Welcome to State #3 in NY, With Just a Little Bit of Snow.
The Abarth then moved on to New York, and has only competed in a few autocross events with the SCCA there, out at Splish Splash Waterpark, and the Nassau Coliseum. Definitely the highlight here has been joining the National Auto Sport Association (NASA, not the outer space guys) for track driving (with a coach, I REALLY need a lot of coaching!) at Pocono and the awesome Watkins Glen International. Driving on tracks like this explains a lot of brake pad wear and new tires, but man oh man it's a blast, even in a little red Italian-Mexican car that's not really a race car. Watkins Glen has hosted NASCAR, Indy Car, and even Formula 1 back in the day, and with some long straights, lots of corners, and elevation changes, just a really nice facility to say the least.

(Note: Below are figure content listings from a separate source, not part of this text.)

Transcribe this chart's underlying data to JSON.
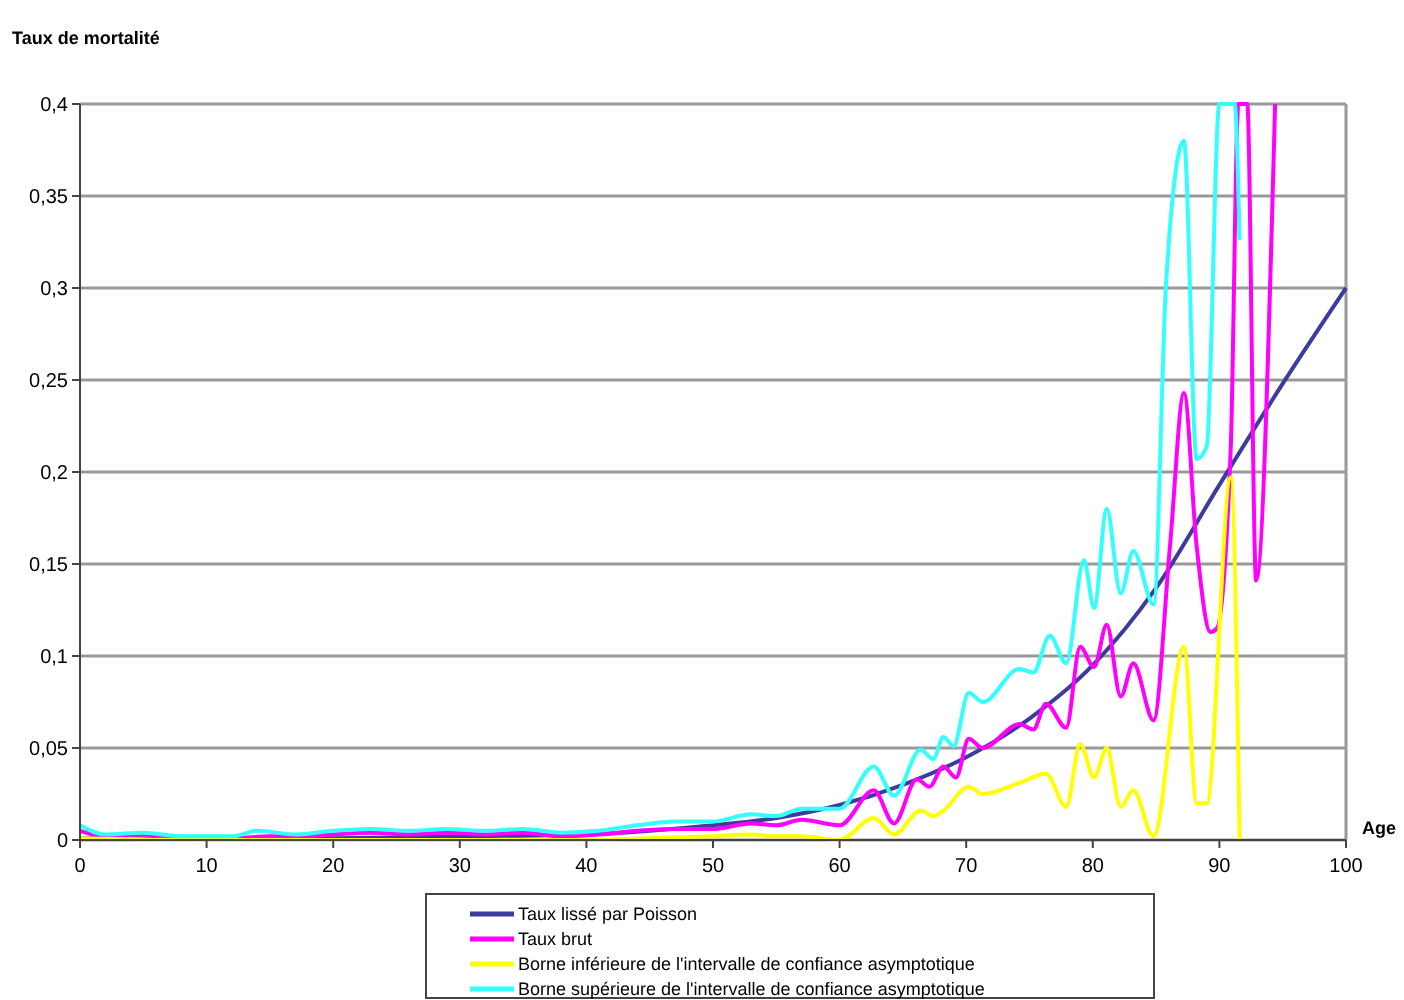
{
  "chart_data": {
    "type": "line",
    "ylabel": "Taux de mortalité",
    "xlabel": "Age",
    "xlim": [
      0,
      100
    ],
    "xticks": [
      0,
      10,
      20,
      30,
      40,
      50,
      60,
      70,
      80,
      90,
      100
    ],
    "ylim": [
      0,
      0.4
    ],
    "yticks": [
      {
        "value": 0,
        "label": "0"
      },
      {
        "value": 0.05,
        "label": "0,05"
      },
      {
        "value": 0.1,
        "label": "0,1"
      },
      {
        "value": 0.15,
        "label": "0,15"
      },
      {
        "value": 0.2,
        "label": "0,2"
      },
      {
        "value": 0.25,
        "label": "0,25"
      },
      {
        "value": 0.3,
        "label": "0,3"
      },
      {
        "value": 0.35,
        "label": "0,35"
      },
      {
        "value": 0.4,
        "label": "0,4"
      }
    ],
    "grid": "y",
    "legend": "bottom",
    "series": [
      {
        "name": "Taux lissé par Poisson",
        "color": "#3c3c9c",
        "x": [
          0,
          10,
          20,
          30,
          40,
          45,
          50,
          55,
          60,
          65,
          70,
          75,
          80,
          85,
          90,
          95,
          100
        ],
        "values": [
          0.001,
          0.001,
          0.001,
          0.002,
          0.003,
          0.005,
          0.008,
          0.012,
          0.019,
          0.03,
          0.045,
          0.066,
          0.095,
          0.137,
          0.193,
          0.248,
          0.3
        ]
      },
      {
        "name": "Taux brut",
        "color": "#ff00ff",
        "x": [
          0,
          2,
          5,
          8,
          12,
          15,
          18,
          20,
          23,
          26,
          29,
          32,
          35,
          38,
          41,
          44,
          47,
          50,
          53,
          55,
          57,
          60,
          62.7,
          64.3,
          66.1,
          67.1,
          68.2,
          69.2,
          70.2,
          71.3,
          74.2,
          75.3,
          76.3,
          77.9,
          79,
          80.1,
          81.1,
          82.2,
          83.2,
          84.8,
          86.1,
          87.2,
          88.2,
          89.3,
          89.8,
          90.9,
          91.5,
          92.2,
          92.9,
          94.4
        ],
        "values": [
          0.005,
          0.002,
          0.003,
          0.001,
          0.001,
          0.002,
          0.002,
          0.003,
          0.004,
          0.003,
          0.004,
          0.003,
          0.004,
          0.002,
          0.003,
          0.005,
          0.006,
          0.006,
          0.009,
          0.008,
          0.011,
          0.008,
          0.027,
          0.009,
          0.033,
          0.029,
          0.04,
          0.034,
          0.055,
          0.05,
          0.063,
          0.06,
          0.074,
          0.061,
          0.105,
          0.094,
          0.117,
          0.078,
          0.096,
          0.065,
          0.16,
          0.243,
          0.16,
          0.113,
          0.115,
          0.214,
          0.4,
          0.4,
          0.141,
          0.4
        ]
      },
      {
        "name": "Borne inférieure de l'intervalle de confiance asymptotique",
        "color": "#ffff00",
        "x": [
          0,
          10,
          20,
          30,
          40,
          45,
          50,
          53,
          55,
          57,
          60,
          62.7,
          64.3,
          66.4,
          67.4,
          68.2,
          70.2,
          71.3,
          74.2,
          76.3,
          77.9,
          79,
          80.1,
          81.1,
          82.2,
          83.2,
          84.8,
          87.2,
          88.2,
          89,
          90.9,
          91.6
        ],
        "values": [
          0.001,
          0,
          0,
          0,
          0,
          0.001,
          0.002,
          0.003,
          0.002,
          0.002,
          0,
          0.012,
          0.003,
          0.016,
          0.013,
          0.016,
          0.029,
          0.025,
          0.031,
          0.036,
          0.018,
          0.052,
          0.034,
          0.05,
          0.018,
          0.027,
          0.002,
          0.105,
          0.02,
          0.02,
          0.197,
          0
        ]
      },
      {
        "name": "Borne supérieure de l'intervalle de confiance asymptotique",
        "color": "#33ffff",
        "x": [
          0,
          2,
          5,
          8,
          12,
          14,
          17,
          20,
          23,
          26,
          29,
          32,
          35,
          38,
          41,
          44,
          47,
          50,
          53,
          55,
          57,
          60,
          62.7,
          64.3,
          66.4,
          67.4,
          68.2,
          69,
          70.2,
          71.3,
          74.2,
          75.3,
          76.6,
          77.9,
          79.3,
          80.1,
          81.1,
          82.2,
          83.2,
          84.8,
          85.8,
          87.2,
          88.2,
          89,
          90,
          91.2,
          91.6
        ],
        "values": [
          0.008,
          0.003,
          0.004,
          0.002,
          0.002,
          0.005,
          0.003,
          0.005,
          0.006,
          0.005,
          0.006,
          0.005,
          0.006,
          0.004,
          0.005,
          0.008,
          0.01,
          0.01,
          0.014,
          0.013,
          0.017,
          0.017,
          0.04,
          0.024,
          0.049,
          0.044,
          0.056,
          0.051,
          0.08,
          0.075,
          0.093,
          0.091,
          0.111,
          0.096,
          0.152,
          0.126,
          0.18,
          0.134,
          0.157,
          0.128,
          0.304,
          0.38,
          0.207,
          0.214,
          0.4,
          0.4,
          0.326
        ]
      }
    ]
  }
}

Showing Off the 2017 Tidewater Sports Car Club Hardware, 1st in
Class and 10th Overall for the Year.
All Earned by the FIAT More Than This Driver!
 So the FIAT has been sold to a new owner in Manhattan, and NMS-North (since I seem to keep moving that direction for the past 10 years) is driving another car, but it was a lot of happy times in the FIAT.

Rosso (Red) FIAT 500 Abarth, Now Living in Manhattan!
Stealth Technology Looks Like No Driver!

Saturday, August 1, 2020

NMS-North Shifts to German Engineering

NMS-North announces the addition of a Porsche Cayman to the stable, which means a dramatic increase in the percentage of German cars in the team. The Porsche and the NMS-South BMW are in addition to the long standing Miatas and the FIAT Abarth. In further developments, team managers have decided to offer the FIAT Abarth for sale, as the NMS squad seeks bigger horsepower gains, more track time, better road handling, more tires and brakes, as well as what scientists call "money."
This is a 2009 Cayman in Ruby Red Metallic, currently wearing 19 inch wheels. The Cayman is the hard top version of the convertible Boxster, and 2009 marks the first year of the 2.9 liter flat 6 engine, and the PDK automatic transmission.
Rated at 265HP, the Cayman tops the Abarth power by 105 more HP, and with the rear wheel drive will require the NMS-N driver to actually learn how to drive! Observant car fans will know that the Porsche crest shares a black horse with the famous Ferrari logo, so we'll just conclude that if your car has a black horse on it, uh, well, then good for you!
While Porsche has a long history of German engineering, the Cayman was assembled in Finland, which gives NMS a nice Germany/Finland car, to match the Mexico assembled Italian/Mexican FIAT. While many people think that the Miata is assembled in Japan, rumors say that they are really built by elves living in a hollow tree that moonlight building Keebler cookies. Nothing else explains the fun of driving a Miata, so we're willing to believe it.